Il saggio analizza la nuova formulazione dell’art. 2103 c.c., offrendo una ricostruzione della evoluzione della disciplina limitativa del potere del datore di imporre al prestatore di lavoro mansioni diverse da quelle pattuite. In particolare, si sofferma sugli aspetti relativi ai presupposti legali del demansionamento disposto in via unilaterale dal datore di lavoro, alle ipotesi di mutamento di mansioni affidate alla contrattazione collettiva e ai limiti che incontra il potere derogatorio unilaterale. L’indagine è completata dall’esame della tutela contro la illegittima modificazione delle mansioni e delle diverse tipologie di danno e di eventuali risarcimenti.
The unilateral demotion within the new regulation of tasks The paper analyzes the new structure of article 2103 c.c., offering a reconstruction of the evolution of the rules restricting the possibility for employers to impose tasks different than those agreed to the worker. In particular, it focuses on aspects related to legal requirements of de-skilling unilaterally decided by the employer, on aspects related to cases of change of tasks provided by collective bargaining and the limits of the power of unilateral immunity. The research is completed by examining the protection against illegal modification of tasks and different types of damage and possible compensations.

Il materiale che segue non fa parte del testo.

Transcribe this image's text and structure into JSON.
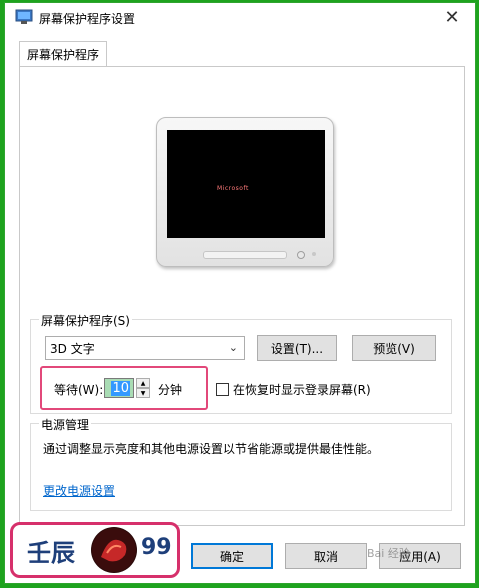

1. La nuova formulazione dell’art. 2103 c.c.: le ipotesi di legittima adibizione a mansioni inferiori
L’art. 3 (“Disciplina delle mansioni”) del d.lgs. 15 giugno 2015, n. 81, riscrive integralmente l’art. 2103 c.c. [1], oggi rubricato “Prestazione del lavoro” [2], come nella versione della norma ante Statuto [3].
La norma amplia notevolmente, con alcune specifiche limitazioni, la possibilità dello spostamento del lavoratore a mansioni inferiori rispetto a quelle precedentemente svolte [4]: le nuove ipotesi di legittimo demansionamento sono disciplinate nei commi 2, 4, 5 e 6 dell’art. 3, d.lgs. n. 81/2015, a cui si aggiunge il comma 3, sull’“assolvimento dell’obbligo formativo”. Il legislatore infine conferma, sebbene notevolmente ridimensionata, la regola della nullità dei patti contrari (comma 9).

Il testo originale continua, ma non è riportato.